Passing on to quite rare creatures, I can tell those interested in natural history that there is a beautiful white Jer-Falcon (Iceland), at Malin Hall, killed forty years ago. At Culdaff House, they have a fine pine marten, caught recently. It is like a big brown ferret. Our only contribution to rarities is a white grouse shot at Glenagivney. My son, however, was so anxious to secure it that he shattered the body. All that remained for the stuffer was the head and wings and tail.

In Moville itself, we have been accustomed to a succession of tame otters; too tame, indeed. They entered houses and became a nuisance. Strange to say, the dogs did not molest them.

Our best sportsman has a three pound brown trout stuffed in his shop, caught near Gleneely. Finally, the late Mr. Robert Nolan shot a hoopoe at Ballybrack a few years ago, and it is now in the Derry collection of birds of Donegal.

Such memories lead me to ask whether there are not also extinct species of human beings worthy of commemoration. My friends in Moville and Glenagivney will laugh when I tell of a very dear friend of mine, First known to me seventy years ago. There is no one like him left, the species is extinct; I mean the man, the man who lived for sport alone. Halfway down a brae in Glenagivney lived "Jimmie the divvle."
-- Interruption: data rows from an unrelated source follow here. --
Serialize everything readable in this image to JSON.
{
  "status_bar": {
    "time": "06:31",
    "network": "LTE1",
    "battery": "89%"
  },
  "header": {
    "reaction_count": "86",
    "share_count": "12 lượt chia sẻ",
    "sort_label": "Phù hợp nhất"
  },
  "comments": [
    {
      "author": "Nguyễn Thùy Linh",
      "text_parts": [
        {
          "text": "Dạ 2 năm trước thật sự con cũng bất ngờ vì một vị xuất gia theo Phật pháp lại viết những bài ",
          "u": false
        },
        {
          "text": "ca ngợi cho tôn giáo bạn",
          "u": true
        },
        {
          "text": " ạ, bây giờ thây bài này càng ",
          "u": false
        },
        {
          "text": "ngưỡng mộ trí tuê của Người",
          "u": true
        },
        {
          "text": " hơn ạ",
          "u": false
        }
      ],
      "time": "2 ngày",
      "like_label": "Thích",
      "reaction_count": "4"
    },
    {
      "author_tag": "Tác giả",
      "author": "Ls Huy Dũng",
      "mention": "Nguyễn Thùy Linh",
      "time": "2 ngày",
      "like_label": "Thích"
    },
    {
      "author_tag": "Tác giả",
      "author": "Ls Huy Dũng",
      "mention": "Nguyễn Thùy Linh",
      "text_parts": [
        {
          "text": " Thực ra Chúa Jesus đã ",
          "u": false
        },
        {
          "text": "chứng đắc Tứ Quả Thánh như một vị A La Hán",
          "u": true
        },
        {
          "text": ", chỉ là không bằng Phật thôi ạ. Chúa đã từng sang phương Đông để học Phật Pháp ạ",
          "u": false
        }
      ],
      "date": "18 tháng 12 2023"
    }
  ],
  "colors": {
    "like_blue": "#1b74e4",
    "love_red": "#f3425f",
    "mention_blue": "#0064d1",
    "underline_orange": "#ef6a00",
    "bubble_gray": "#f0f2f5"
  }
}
For years in the summer months, he and I wandered over the hill almost daily. With him I explored the cliffs and knew all about "the tobacco hide." He knew all about grouse and snipe and hares that was worth knowing. When we could find no grouse he used to comfort me by saying, "That's a fine place for cocks in the winter time!" Jimmie had his limitations. His friends humorously said that he fought, he drank, he "stilled", he never paid a debt, and they were not sure that he ever did a whole days work. I found that the best way of getting his few shillings of rent was to let him off altogether!

But to me over a space of perhaps thirty years he was an Irish gentleman. No bad word ever passed his lips when in my company. Once when I was walking into the town I hailed a friend, "Have you seen Jimmie?" "I have not, but yon's the divvle's wife!"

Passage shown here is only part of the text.